Theodore Thomas's successor was Frederick Stock, who began his career in the viola section in 1895 and became assistant conductor four years later. His tenure at the CSO's helm lasted 37, from 1905 to 1942-the longest of Chicago's nine music directors. Dynamic and innovative, the Frederick Stock years saw the founding of the Civic Orchestra of Chicago, the first training orchestra in the USA affiliated with a major symphony orchestra, in 1919. He also established youth auditions, organized the first subscription concerts especially for children, and began a series of popular concerts.
Three distinguished conductors headed the Orchestra during the following decade: Désiré Defauw was music director from 1943 to 1947; Artur Rodzinski assumed the post in 1947-1948; and Rafael Kubelík led the Orchestra for three seasons from 1950 to 1953.
The next ten years belonged to Fritz Reiner, whose recordings with the CSO are still considered performance hallmarks. It was Maestro Fritz Reiner who invited Margaret Hillis to form the Chicago Symphony Chorus [2.5-S] in 1957. During this time Carlo Maria Giulini began to appear in Chicago regularly; he was named principal guest conductor in 1969 and served in that capacity until 1972. The second principal guest conductor in the Orchestra's history was Claudio Abbado, who held the position from 1982 to 1985. For the five seasons from 1963 to 1968, Jean Martinon held the position of Music Director.
Sir Georg Solti, the CSO's 8th music director, served from 1969 until 1991. He held the title of music director laureate and returned to conduct the CSO for several weeks each season until his death in September 1997. Maestro Georg Solti's arrival in Chicago launched one of the most successful musical partnerships of our time. The CSO's first international tour came in 1971 under his direction, and subsequent European tours as well as tours to Japan and Australia have reinforced its reputation as one of the world's finest musical ensembles.
Daniel Barenboim resigned from his post in 2006 in order to focus on his career in Europe with the Staatskapelle Berlin orchestra and the Staatsoper Unter den Linden opera company, La Scala in Milan, and also with the West-Eastern Divan Orchestra, which he co-founded. Daniel Barenboim's final concerts leading the Chicago Symphony Orchestra took place on June 15-17 2006. On April 27, 2006, the orchestra named Bernard Haitink to the role of principal conductor and Pierre Boulez to the role of conductor emeritus, while the music director search continued. These appointments began in the 2006-2007 season. On May 5, 2008, Chicago Symphony Orchestra Association President Deborah Rutter announced that the orchestra had named Riccardo Muti as its 10th music director, starting with the 2010–2011 season, for an initial contract of 5 years.

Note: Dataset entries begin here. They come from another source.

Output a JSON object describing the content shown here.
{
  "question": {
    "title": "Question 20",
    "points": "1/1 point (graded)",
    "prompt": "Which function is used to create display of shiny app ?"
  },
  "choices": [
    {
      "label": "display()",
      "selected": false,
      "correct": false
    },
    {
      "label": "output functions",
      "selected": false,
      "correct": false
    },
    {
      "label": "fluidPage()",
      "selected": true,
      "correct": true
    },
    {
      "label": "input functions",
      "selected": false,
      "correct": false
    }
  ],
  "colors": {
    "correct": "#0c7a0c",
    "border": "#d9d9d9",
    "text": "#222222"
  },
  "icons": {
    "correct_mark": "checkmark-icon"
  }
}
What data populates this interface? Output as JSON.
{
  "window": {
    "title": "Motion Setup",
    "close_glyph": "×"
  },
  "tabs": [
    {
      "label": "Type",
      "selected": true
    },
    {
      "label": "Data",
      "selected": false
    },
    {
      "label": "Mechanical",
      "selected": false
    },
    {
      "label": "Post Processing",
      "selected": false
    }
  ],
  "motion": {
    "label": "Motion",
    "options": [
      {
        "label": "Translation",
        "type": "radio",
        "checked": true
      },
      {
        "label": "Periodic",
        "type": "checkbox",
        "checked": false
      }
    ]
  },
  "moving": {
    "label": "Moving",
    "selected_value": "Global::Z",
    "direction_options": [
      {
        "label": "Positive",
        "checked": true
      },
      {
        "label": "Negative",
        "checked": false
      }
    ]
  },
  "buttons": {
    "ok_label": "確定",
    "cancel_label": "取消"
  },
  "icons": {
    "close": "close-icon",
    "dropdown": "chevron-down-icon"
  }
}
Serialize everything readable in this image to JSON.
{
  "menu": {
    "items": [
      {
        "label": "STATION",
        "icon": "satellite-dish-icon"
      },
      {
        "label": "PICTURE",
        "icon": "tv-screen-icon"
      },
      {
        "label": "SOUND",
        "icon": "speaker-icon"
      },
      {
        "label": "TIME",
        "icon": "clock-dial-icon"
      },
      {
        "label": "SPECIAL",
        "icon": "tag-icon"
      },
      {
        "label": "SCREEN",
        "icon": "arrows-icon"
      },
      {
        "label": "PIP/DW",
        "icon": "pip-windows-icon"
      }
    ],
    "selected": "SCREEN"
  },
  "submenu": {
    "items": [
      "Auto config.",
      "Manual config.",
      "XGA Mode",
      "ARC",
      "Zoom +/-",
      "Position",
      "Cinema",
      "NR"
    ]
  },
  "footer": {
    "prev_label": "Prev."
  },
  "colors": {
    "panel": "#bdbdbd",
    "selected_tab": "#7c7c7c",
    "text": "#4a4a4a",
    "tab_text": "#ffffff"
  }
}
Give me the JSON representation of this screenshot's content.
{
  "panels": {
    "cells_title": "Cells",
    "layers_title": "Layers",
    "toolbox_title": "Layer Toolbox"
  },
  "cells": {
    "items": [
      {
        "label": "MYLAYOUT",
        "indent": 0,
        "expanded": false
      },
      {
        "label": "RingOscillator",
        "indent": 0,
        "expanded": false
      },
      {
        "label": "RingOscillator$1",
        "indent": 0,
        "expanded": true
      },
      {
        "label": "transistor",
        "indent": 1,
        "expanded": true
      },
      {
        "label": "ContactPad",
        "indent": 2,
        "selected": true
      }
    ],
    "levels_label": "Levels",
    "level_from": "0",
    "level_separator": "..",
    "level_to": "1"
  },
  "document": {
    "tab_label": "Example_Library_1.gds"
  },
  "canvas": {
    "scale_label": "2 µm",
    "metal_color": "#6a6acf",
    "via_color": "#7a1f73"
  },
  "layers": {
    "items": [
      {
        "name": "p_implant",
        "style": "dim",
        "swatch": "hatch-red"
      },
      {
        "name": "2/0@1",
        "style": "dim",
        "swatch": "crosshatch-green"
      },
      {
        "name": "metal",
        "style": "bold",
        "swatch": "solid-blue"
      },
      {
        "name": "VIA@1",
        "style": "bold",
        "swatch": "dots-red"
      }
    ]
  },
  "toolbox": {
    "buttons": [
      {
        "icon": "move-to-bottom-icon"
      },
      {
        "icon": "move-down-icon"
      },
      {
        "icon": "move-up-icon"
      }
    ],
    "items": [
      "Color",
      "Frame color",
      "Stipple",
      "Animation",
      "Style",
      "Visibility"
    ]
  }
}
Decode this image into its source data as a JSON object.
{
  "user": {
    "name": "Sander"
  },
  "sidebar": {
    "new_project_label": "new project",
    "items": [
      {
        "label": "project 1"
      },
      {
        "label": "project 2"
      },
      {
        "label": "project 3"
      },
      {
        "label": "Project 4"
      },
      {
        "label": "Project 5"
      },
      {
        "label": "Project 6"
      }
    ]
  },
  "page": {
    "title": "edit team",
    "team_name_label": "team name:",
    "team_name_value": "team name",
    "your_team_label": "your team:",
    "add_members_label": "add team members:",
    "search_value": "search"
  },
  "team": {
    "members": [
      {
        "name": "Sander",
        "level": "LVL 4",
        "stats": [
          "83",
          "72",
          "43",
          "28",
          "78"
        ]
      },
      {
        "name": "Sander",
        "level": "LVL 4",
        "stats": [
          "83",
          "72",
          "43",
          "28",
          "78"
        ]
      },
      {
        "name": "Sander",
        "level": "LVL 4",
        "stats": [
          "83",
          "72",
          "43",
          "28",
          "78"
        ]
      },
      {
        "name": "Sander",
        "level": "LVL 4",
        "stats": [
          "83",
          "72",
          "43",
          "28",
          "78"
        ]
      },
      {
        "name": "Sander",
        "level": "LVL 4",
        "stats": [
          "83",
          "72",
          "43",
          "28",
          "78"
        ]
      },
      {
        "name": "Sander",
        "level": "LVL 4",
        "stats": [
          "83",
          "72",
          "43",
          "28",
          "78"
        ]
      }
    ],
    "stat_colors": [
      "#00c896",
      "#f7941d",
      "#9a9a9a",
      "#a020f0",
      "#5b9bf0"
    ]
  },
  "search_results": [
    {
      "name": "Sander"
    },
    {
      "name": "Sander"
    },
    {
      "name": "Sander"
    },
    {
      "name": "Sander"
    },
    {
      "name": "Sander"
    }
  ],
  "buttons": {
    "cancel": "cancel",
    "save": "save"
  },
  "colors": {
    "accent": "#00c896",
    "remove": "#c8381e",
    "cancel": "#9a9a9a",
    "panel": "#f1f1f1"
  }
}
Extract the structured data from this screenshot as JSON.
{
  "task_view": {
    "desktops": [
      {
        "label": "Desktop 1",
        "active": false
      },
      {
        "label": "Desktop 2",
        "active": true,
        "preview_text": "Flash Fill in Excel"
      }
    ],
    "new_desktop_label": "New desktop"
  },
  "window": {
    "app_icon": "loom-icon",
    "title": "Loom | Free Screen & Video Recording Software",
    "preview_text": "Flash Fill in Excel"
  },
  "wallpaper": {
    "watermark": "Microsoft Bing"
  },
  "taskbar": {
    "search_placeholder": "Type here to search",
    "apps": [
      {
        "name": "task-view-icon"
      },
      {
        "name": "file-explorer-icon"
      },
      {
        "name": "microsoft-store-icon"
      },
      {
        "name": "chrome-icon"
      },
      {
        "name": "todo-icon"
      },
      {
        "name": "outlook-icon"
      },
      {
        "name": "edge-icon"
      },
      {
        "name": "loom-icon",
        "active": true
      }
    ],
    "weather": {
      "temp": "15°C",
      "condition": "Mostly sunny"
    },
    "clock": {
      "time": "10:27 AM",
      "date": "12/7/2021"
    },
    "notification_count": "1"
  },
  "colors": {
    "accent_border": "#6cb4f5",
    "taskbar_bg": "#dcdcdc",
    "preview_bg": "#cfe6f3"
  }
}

The Orchestra has also had many distinguished guest conductors, including Richard Strauss, John Williams, Arnold Schoenberg, Sergei Prokofiev, Sergei Rachmaninov, Maurice Ravel, Edward Elgar, Aaron Copland, Leonard Slatkin, André Previn, Michael Tilson Thomas, Leonard Bernstein, Leopold Stokowski, Morton Gould, Erich Leinsdorf, Walter Hendl, Eugene Ormandy, George Szell and Charles Munch. Many of these guests have also recorded with the orchestra. The three principal guest conductors of the Orchestra have been Carlo Maria Giulini, Claudio Abbado, and Pierre Boulez.
Radio broadcasts and recordings are an important part of the CSO's activities. Full-length concerts, taped at Orchestra Hall and the Ravinia Festival, are broadcast over 200 stations across the country under the sponsorship of Amoco Corporation with Chicago-area broadcasts sponsored by The Northern Trust Bank, United Airlines, and the Amoco Corporation. Music performed by the Orchestra has been heard in movies, including Casino conducted by Sir Georg Solti and Fantasia 2000 conducted by James Levine. The Chicago Symphony holds an annual fundraiser, originally known as the Chicago Symphony Marathon, more recently as "Radiothon", and now "Symphonython", in conjunction with Chicago radio station WFMT. As part of the event, the Orchestra has, since 1986, released tracks from their broadcast archives on double LP/CD collections.
Since 1916, when the CSO became the first American orchestra to record under its regular conductor, the CSO has amassed a discography numbering over 900. Recordings by the CSO have earned fifty-six Grammy Awards from the National Academy of Recording Arts and Sciences including several Classical Album of the Year honors, as well as a number of Best Classical Performances in the orchestral, choral, instrumental and vocal soloist, and engineering categories.